Robert Jay Strasser (5 October 1947 – 15 October 1993) was a pioneering figure in the sports apparel industry, playing instrumental roles at Nike and Adidas. He was notably involved in the launch of the Air Jordan line at Nike and later helped rejuvenate Adidas as a significant competitor.

== Career ==
=== Early career ===
Strasser was a graduate of Willamette University in Salem and the UC Berkeley School of Law. He started his career as a lawyer in Portland, Oregon, where he represented Nike (under its original name, Blue Ribbon Sports) and drew the attention of its founder Phil Knight.

=== Nike ===
Strasser joined Nike during its early years. His audacious and unconventional style was critical in shaping Nike's trajectory, most notably in the launch of the Air Jordan line. Strasser led Nike's strategic war against Adidas, Nike's key rival, and was instrumental in Nike's charge into European markets.

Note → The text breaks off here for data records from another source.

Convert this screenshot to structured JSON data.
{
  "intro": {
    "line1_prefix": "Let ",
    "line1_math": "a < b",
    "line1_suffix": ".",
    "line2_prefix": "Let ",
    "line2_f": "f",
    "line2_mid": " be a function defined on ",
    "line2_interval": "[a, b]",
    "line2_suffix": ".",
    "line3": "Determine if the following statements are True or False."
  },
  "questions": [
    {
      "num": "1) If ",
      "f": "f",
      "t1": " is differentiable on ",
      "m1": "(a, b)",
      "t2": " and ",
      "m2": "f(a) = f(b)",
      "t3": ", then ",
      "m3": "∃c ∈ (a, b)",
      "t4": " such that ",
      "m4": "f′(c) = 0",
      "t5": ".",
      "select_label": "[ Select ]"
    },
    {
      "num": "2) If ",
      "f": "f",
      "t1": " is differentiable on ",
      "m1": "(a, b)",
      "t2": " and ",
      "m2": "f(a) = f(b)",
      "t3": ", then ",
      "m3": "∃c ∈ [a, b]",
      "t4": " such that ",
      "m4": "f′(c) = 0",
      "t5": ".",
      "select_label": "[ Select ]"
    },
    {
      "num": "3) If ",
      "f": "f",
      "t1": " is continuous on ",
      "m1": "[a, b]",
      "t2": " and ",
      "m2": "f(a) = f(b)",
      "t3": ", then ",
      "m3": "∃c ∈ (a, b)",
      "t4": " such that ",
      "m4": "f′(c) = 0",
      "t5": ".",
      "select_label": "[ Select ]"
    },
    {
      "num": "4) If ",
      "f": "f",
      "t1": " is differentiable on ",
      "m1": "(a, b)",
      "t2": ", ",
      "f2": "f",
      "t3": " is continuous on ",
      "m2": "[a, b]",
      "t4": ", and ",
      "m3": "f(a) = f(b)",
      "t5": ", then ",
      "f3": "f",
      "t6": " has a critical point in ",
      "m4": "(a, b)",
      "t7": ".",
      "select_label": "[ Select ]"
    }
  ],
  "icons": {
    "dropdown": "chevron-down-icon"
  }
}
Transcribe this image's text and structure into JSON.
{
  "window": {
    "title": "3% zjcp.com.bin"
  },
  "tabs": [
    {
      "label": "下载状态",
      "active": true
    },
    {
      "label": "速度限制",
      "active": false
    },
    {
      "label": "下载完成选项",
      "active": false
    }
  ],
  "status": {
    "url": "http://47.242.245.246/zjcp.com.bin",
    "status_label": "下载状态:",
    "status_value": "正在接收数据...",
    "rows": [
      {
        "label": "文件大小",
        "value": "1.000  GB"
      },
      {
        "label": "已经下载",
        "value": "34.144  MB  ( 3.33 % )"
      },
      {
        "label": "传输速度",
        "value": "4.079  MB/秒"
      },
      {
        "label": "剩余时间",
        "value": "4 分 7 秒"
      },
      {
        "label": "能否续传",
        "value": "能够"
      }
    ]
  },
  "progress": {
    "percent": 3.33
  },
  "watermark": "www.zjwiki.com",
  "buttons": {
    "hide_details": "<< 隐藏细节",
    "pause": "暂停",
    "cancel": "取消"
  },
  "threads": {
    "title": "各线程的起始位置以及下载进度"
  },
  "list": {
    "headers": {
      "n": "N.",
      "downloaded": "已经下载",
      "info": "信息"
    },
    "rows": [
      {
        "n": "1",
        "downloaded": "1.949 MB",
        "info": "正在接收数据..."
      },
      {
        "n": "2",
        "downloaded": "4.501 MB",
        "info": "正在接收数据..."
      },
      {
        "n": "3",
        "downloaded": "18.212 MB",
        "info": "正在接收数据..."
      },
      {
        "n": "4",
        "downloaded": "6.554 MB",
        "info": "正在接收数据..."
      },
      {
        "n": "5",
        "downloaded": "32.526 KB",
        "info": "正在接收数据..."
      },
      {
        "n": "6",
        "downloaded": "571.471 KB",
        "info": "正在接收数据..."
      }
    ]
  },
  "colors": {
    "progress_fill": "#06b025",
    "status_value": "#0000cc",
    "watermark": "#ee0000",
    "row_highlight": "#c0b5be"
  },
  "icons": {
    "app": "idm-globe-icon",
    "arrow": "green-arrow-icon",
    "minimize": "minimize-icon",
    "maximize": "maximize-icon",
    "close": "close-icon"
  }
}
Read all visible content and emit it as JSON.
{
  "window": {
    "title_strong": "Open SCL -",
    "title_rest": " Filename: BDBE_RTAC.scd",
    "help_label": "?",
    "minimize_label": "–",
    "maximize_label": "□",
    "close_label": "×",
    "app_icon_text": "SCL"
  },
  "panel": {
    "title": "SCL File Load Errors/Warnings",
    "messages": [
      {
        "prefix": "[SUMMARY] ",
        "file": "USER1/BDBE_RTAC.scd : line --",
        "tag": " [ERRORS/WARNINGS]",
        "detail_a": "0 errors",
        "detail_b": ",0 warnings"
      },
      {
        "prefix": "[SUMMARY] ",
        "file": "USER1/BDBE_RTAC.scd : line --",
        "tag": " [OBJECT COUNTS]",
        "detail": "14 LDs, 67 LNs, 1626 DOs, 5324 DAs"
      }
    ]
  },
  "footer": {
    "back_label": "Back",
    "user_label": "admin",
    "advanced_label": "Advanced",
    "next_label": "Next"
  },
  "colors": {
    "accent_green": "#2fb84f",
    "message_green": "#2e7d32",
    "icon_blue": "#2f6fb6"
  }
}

In 1987, Strasser left Nike due to ideological differences with Phil Knight and partnered with Peter Moore in a consulting firm, Sports Inc.

=== Adidas ===
Strasser's career took an unexpected turn when he was recruited by Adidas, the company he had once helped Nike to defeat. Tasked with rejuvenating the struggling brand, Strasser and Moore relocated Adidas's North American headquarters to Portland. Their strategy focused on reducing the brand to its iconic core, a move that resonated with consumers.

== Legacy ==
Despite Strasser's complicated relationships with both Nike and Adidas, his influence on Portland's economy and culture remains indisputable. His loyalty to the city helped shape Portland into a major player in the sportswear industry.

Strasser was portrayed by Jason Bateman in the 2023 movie Air.